2026-03-17 ミシガン大学
A 3D simulation of an OLED at the nanoscale, showing how hole (green) and electron (blue) current in the device is concentrated in filaments that recombine to produce light emission hot spots (orange and peach). Image credit: Joshua Springsteen, U-M Optoelectronic Components and Materials Group
<関連情報>
- https://news.umich.edu/nanoscale-hotspots-in-oleds-may-shorten-their-lifespans-in-phones-tvs/
- https://www.nature.com/articles/s41566-026-01867-6
有機発光ダイオードにおけるナノスケールでの発光不均一性と点滅現象 Nanoscale electroluminescence inhomogeneity and blinking in organic light-emitting diodes
Joshua D. Springsteen,Noel C. Giebink & Stephen R. Forrest
Nature Photonics Published:13 March 2026
DOI:https://doi.org/10.1038/s41566-026-01867-6
Abstract
Charge injection, transport and recombination in thin-film organic electronic devices is predicted to be filamentary on the nanoscale owing to energetic disorder. However, direct experimental evidence of this phenomenon has remained elusive.

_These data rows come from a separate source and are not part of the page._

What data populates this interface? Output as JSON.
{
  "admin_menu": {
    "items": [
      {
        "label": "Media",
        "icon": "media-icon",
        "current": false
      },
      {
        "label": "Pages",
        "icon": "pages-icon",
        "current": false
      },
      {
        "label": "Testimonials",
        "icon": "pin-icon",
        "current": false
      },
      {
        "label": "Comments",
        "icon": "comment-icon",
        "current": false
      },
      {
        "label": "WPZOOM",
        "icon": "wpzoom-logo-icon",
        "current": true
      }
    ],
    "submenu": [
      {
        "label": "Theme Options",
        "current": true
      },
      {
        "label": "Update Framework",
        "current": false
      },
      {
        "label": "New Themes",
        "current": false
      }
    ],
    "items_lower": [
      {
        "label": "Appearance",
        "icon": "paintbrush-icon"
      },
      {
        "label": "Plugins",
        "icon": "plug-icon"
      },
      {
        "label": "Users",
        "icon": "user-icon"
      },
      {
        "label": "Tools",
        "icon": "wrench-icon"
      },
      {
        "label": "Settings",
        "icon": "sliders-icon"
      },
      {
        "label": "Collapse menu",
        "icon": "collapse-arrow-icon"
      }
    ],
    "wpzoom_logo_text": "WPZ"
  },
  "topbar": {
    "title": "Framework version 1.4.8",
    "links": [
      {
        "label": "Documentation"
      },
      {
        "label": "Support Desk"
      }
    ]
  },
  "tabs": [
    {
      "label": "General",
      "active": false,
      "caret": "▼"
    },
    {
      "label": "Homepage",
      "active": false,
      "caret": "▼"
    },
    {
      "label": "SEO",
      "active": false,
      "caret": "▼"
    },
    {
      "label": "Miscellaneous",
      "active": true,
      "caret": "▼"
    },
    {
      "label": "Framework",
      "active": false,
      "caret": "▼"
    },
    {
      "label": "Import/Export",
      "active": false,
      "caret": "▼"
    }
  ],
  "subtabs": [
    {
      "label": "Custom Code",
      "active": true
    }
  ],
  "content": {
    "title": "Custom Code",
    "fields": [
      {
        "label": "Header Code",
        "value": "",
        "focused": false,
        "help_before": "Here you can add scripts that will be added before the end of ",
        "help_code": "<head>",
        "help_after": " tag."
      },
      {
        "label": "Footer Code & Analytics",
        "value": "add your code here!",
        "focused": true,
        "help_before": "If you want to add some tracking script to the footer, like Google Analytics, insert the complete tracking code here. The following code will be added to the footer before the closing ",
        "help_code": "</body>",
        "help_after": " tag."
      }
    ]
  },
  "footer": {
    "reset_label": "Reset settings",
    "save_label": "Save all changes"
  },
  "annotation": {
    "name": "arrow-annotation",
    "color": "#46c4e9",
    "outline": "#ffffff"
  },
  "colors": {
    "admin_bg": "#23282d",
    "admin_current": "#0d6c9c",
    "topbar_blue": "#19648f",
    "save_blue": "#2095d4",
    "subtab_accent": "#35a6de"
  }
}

Here we study small molecule organic light-emitting diodes using super-resolution microscopy and find that their electroluminescence is spatially non-uniform at submicrometre length scales. The local electroluminescence intensity varies by up to 30% relative to the mean and flickers stochastically on millisecond-to-second timescales. These inhomogeneities are neither observed in photoluminescence nor polycrystalline organic light-emitting diodes, and differ for the highest- and lowest-energy components of the electroluminescence spectrum. They are consistent with intrinsic nanoscale variation in the local recombination rate induced by static disorder in amorphous thin films and should be present in a range of organic light-emitting diodes and other organic optoelectronic devices. Our observations should lead to improved models of nanoscale charge transport that benefit the design and performance of organic optoelectronic devices.